У миссис Доутри имелась и еще одна причина торопить Эдди с отъездом: он принадлежал к партии Йорка. Хотя горожане в большинстве своем держали сторону Йорка, в Тауэре стоял военный гарнизон под командой лорда Скейлза, верного королю. Скейлза и его солдат тут не любили, но если б он узнал, где прячется Эдди, и явился бы сюда с сотней солдат — а всего лишь семь кварталов Ист-Чипа отделяли нас от Тауэра, — он успел бы схватить Марча прежде, чем на выручку к нему поднялось бы ополчение горожан. Во всяком случае, миссис Доутри опасалась этого, и муж вторил ей.
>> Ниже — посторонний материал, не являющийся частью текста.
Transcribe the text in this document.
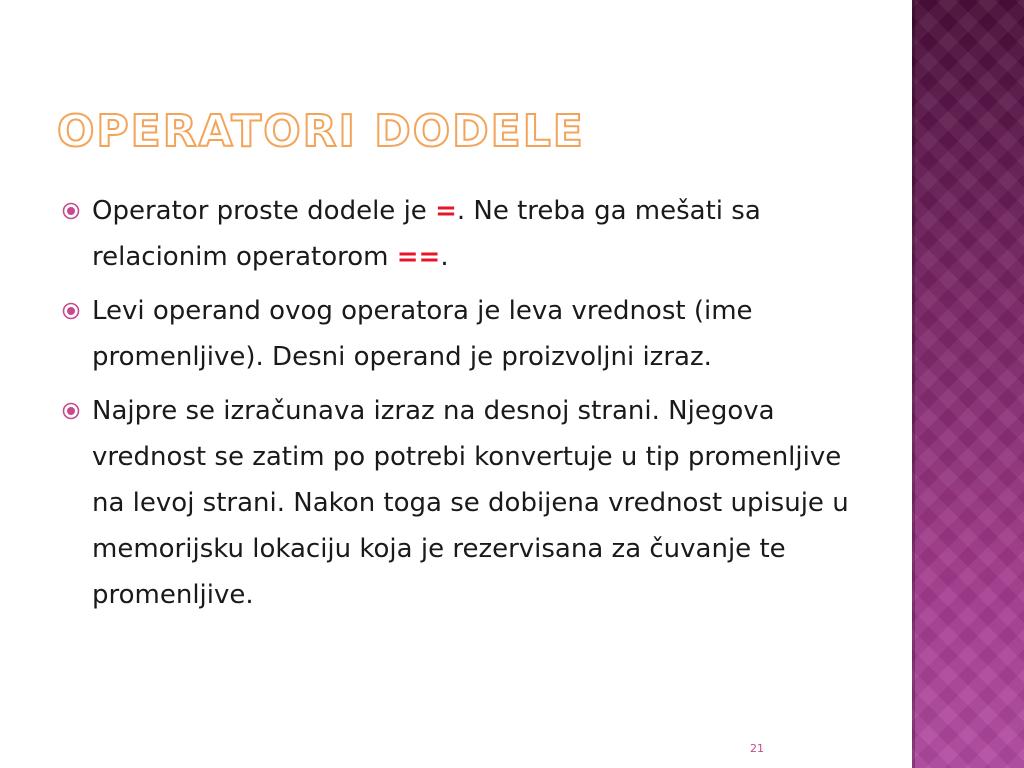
OPERATORI DODELE
Operator proste dodele je =. Ne treba ga mešati sa relacionim operatorom ==.
Levi operand ovog operatora je leva vrednost (ime promenljive). Desni operand je proizvoljni izraz.
Najpre se izračunava izraz na desnoj strani. Njegova vrednost se zatim po potrebi konvertuje u tip promenljive na levoj strani. Nakon toga se dobijena vrednost upisuje u memorijsku lokaciju koja je rezervisana za čuvanje te promenljive.
21
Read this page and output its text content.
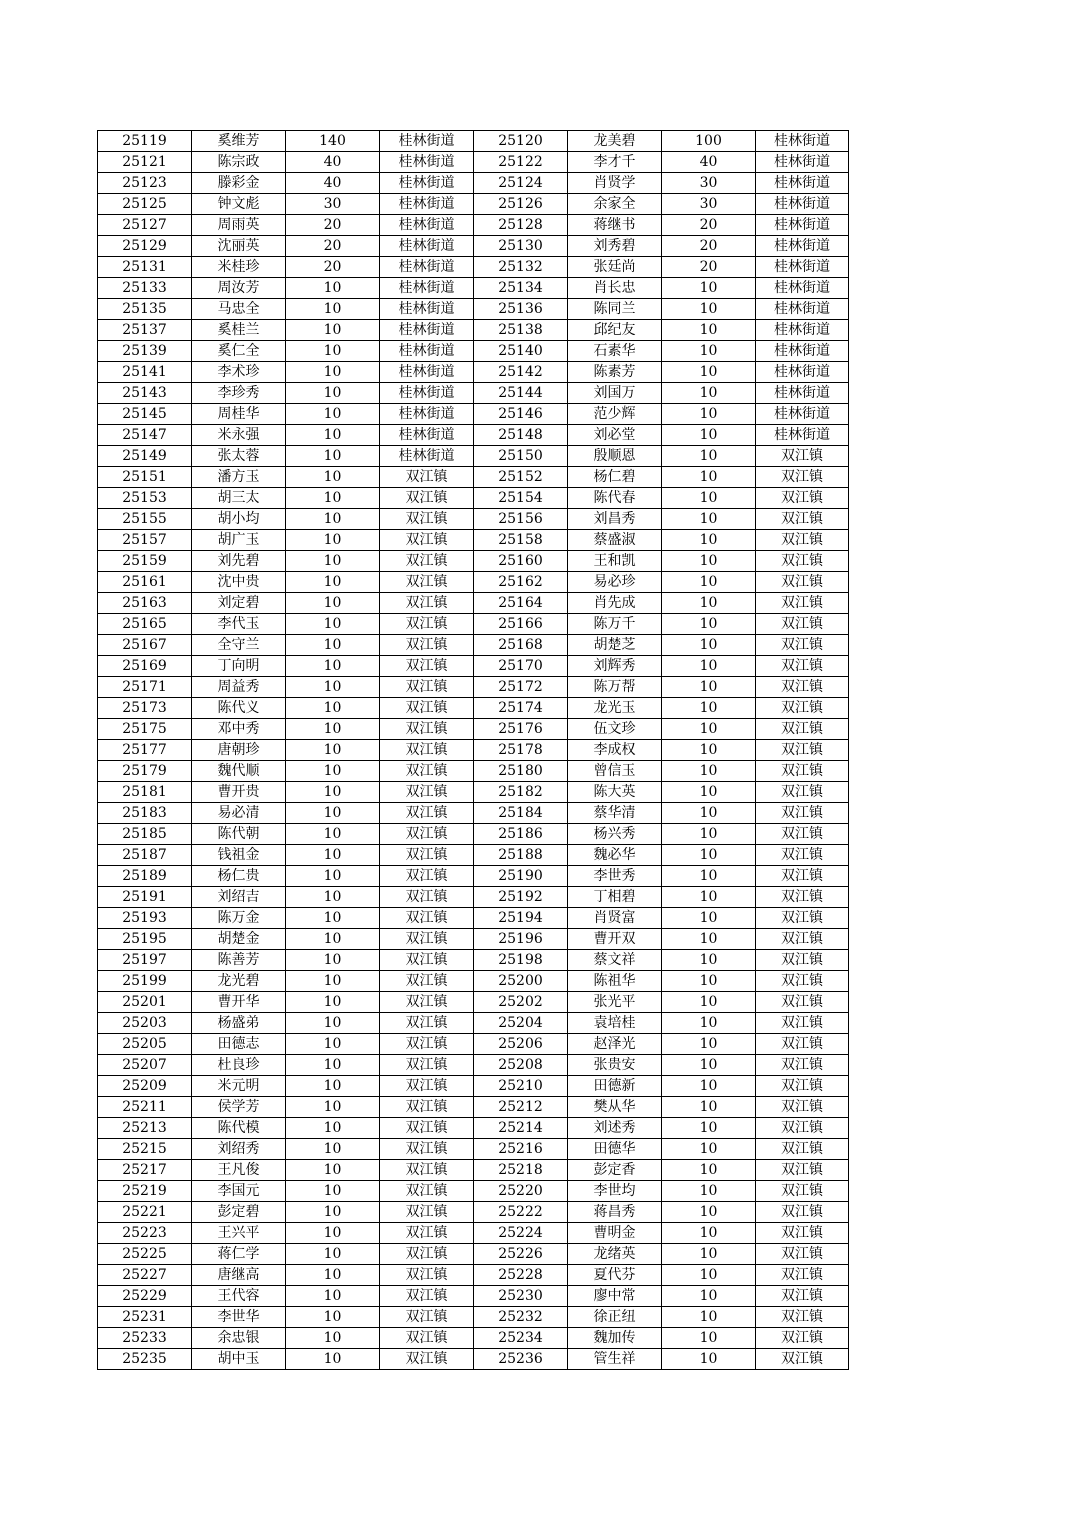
25119	奚维芳	140	桂林街道	25120	龙美碧	100	桂林街道
25121	陈宗政	40	桂林街道	25122	李才千	40	桂林街道
25123	滕彩金	40	桂林街道	25124	肖贤学	30	桂林街道
25125	钟文彪	30	桂林街道	25126	余家全	30	桂林街道
25127	周雨英	20	桂林街道	25128	蒋继书	20	桂林街道
25129	沈丽英	20	桂林街道	25130	刘秀碧	20	桂林街道
25131	米桂珍	20	桂林街道	25132	张廷尚	20	桂林街道
25133	周汝芳	10	桂林街道	25134	肖长忠	10	桂林街道
25135	马忠全	10	桂林街道	25136	陈同兰	10	桂林街道
25137	奚桂兰	10	桂林街道	25138	邱纪友	10	桂林街道
25139	奚仁全	10	桂林街道	25140	石素华	10	桂林街道
25141	李术珍	10	桂林街道	25142	陈素芳	10	桂林街道
25143	李珍秀	10	桂林街道	25144	刘国万	10	桂林街道
25145	周桂华	10	桂林街道	25146	范少辉	10	桂林街道
25147	米永强	10	桂林街道	25148	刘必堂	10	桂林街道
25149	张太蓉	10	桂林街道	25150	殷顺恩	10	双江镇
25151	潘方玉	10	双江镇	25152	杨仁碧	10	双江镇
25153	胡三太	10	双江镇	25154	陈代春	10	双江镇
25155	胡小均	10	双江镇	25156	刘昌秀	10	双江镇
25157	胡广玉	10	双江镇	25158	蔡盛淑	10	双江镇
25159	刘先碧	10	双江镇	25160	王和凯	10	双江镇
25161	沈中贵	10	双江镇	25162	易必珍	10	双江镇
25163	刘定碧	10	双江镇	25164	肖先成	10	双江镇
25165	李代玉	10	双江镇	25166	陈万千	10	双江镇
25167	全守兰	10	双江镇	25168	胡楚芝	10	双江镇
25169	丁向明	10	双江镇	25170	刘辉秀	10	双江镇
25171	周益秀	10	双江镇	25172	陈万帮	10	双江镇
25173	陈代义	10	双江镇	25174	龙光玉	10	双江镇
25175	邓中秀	10	双江镇	25176	伍文珍	10	双江镇
25177	唐朝珍	10	双江镇	25178	李成权	10	双江镇
25179	魏代顺	10	双江镇	25180	曾信玉	10	双江镇
25181	曹开贵	10	双江镇	25182	陈大英	10	双江镇
25183	易必清	10	双江镇	25184	蔡华清	10	双江镇
25185	陈代朝	10	双江镇	25186	杨兴秀	10	双江镇
25187	钱祖金	10	双江镇	25188	魏必华	10	双江镇
25189	杨仁贵	10	双江镇	25190	李世秀	10	双江镇
25191	刘绍吉	10	双江镇	25192	丁相碧	10	双江镇
25193	陈万金	10	双江镇	25194	肖贤富	10	双江镇
25195	胡楚金	10	双江镇	25196	曹开双	10	双江镇
25197	陈善芳	10	双江镇	25198	蔡文祥	10	双江镇
25199	龙光碧	10	双江镇	25200	陈祖华	10	双江镇
25201	曹开华	10	双江镇	25202	张光平	10	双江镇
25203	杨盛弟	10	双江镇	25204	袁培桂	10	双江镇
25205	田德志	10	双江镇	25206	赵泽光	10	双江镇
25207	杜良珍	10	双江镇	25208	张贵安	10	双江镇
25209	米元明	10	双江镇	25210	田德新	10	双江镇
25211	侯学芳	10	双江镇	25212	樊从华	10	双江镇
25213	陈代模	10	双江镇	25214	刘述秀	10	双江镇
25215	刘绍秀	10	双江镇	25216	田德华	10	双江镇
25217	王凡俊	10	双江镇	25218	彭定香	10	双江镇
25219	李国元	10	双江镇	25220	李世均	10	双江镇
25221	彭定碧	10	双江镇	25222	蒋昌秀	10	双江镇
25223	王兴平	10	双江镇	25224	曹明金	10	双江镇
25225	蒋仁学	10	双江镇	25226	龙绪英	10	双江镇
25227	唐继高	10	双江镇	25228	夏代芬	10	双江镇
25229	王代容	10	双江镇	25230	廖中常	10	双江镇
25231	李世华	10	双江镇	25232	徐正纽	10	双江镇
25233	余忠银	10	双江镇	25234	魏加传	10	双江镇
25235	胡中玉	10	双江镇	25236	管生祥	10	双江镇
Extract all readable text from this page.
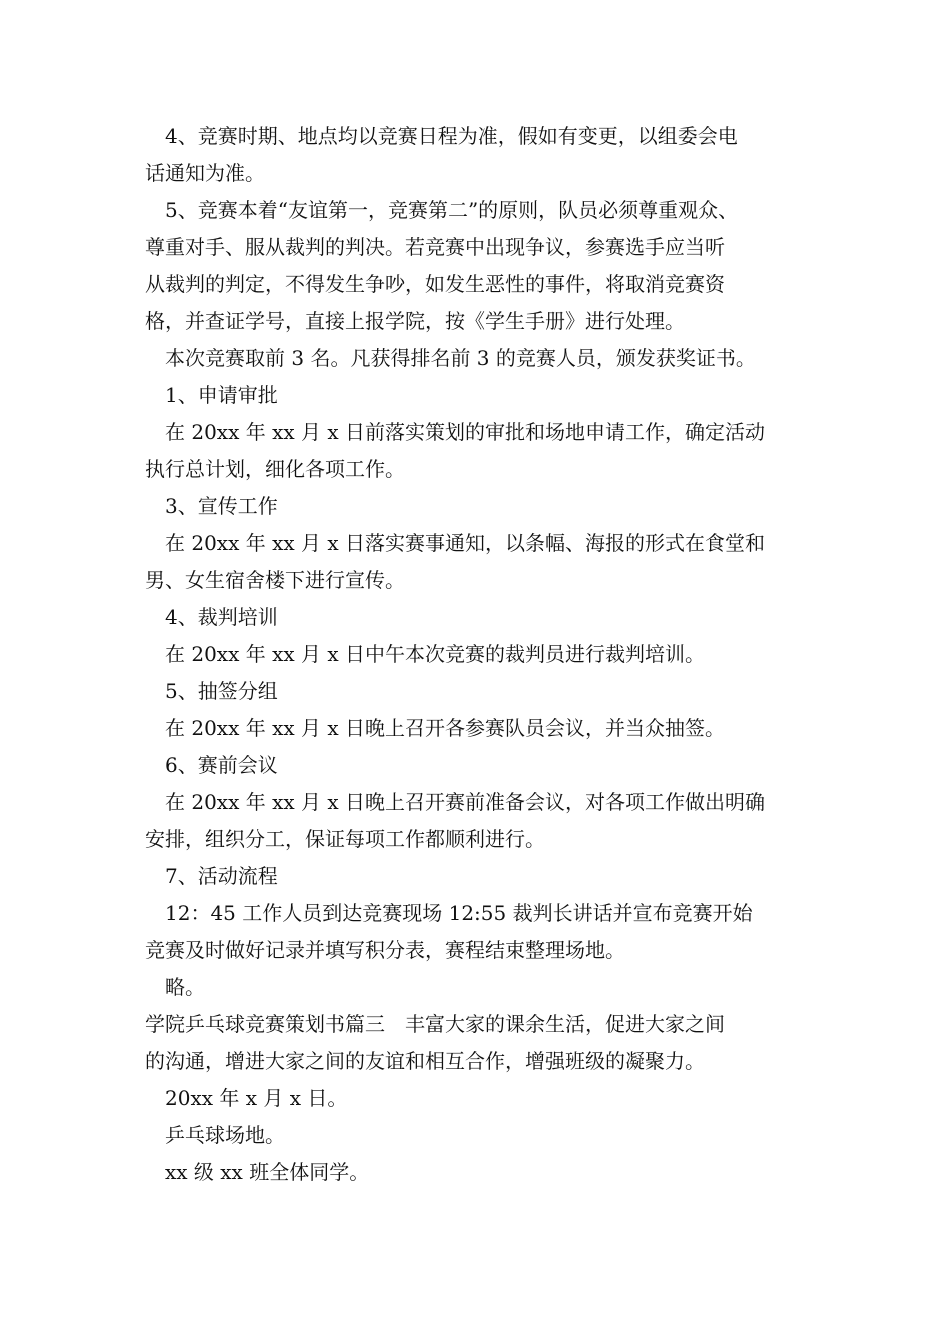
4、竞赛时期、地点均以竞赛日程为准，假如有变更，以组委会电
话通知为准。
5、竞赛本着“友谊第一，竞赛第二”的原则，队员必须尊重观众、
尊重对手、服从裁判的判决。若竞赛中出现争议，参赛选手应当听
从裁判的判定，不得发生争吵，如发生恶性的事件，将取消竞赛资
格，并查证学号，直接上报学院，按《学生手册》进行处理。
本次竞赛取前 3 名。凡获得排名前 3 的竞赛人员，颁发获奖证书。
1、申请审批
在 20xx 年 xx 月 x 日前落实策划的审批和场地申请工作，确定活动
执行总计划，细化各项工作。
3、宣传工作
在 20xx 年 xx 月 x 日落实赛事通知，以条幅、海报的形式在食堂和
男、女生宿舍楼下进行宣传。
4、裁判培训
在 20xx 年 xx 月 x 日中午本次竞赛的裁判员进行裁判培训。
5、抽签分组
在 20xx 年 xx 月 x 日晚上召开各参赛队员会议，并当众抽签。
6、赛前会议
在 20xx 年 xx 月 x 日晚上召开赛前准备会议，对各项工作做出明确
安排，组织分工，保证每项工作都顺利进行。
7、活动流程
12：45 工作人员到达竞赛现场 12:55 裁判长讲话并宣布竞赛开始
竞赛及时做好记录并填写积分表，赛程结束整理场地。
略。
学院乒乓球竞赛策划书篇三　丰富大家的课余生活，促进大家之间
的沟通，增进大家之间的友谊和相互合作，增强班级的凝聚力。
20xx 年 x 月 x 日。
乒乓球场地。
xx 级 xx 班全体同学。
Все остальные времени зря не теряют. Аниш и оба его секретаря, родом с Малабарского побережья, тощие, замученные службой юноши, слепнущие от работы над бухгалтерскими отчетами и к тому же переписывающие послания князя при тусклом даже в полдень свете, трудятся над деловыми бумагами, притворяясь, будто у них хлопот по горло, — на самом деле они вот уже в восьмой или девятый раз сводят баланс и опять находят какие-то ошибки. Князь молча восседает в большом кресле во главе стола, и это выводит из себя олдермена, поскольку вообще-то это его место. Олдермен барабанит пальцами по столу и таращится куда-то вдаль, пытаясь изобразить на лице благородную меланхолию. В действительности он просто охвачен страхом и к тому же страдает от хронического несварения желудка.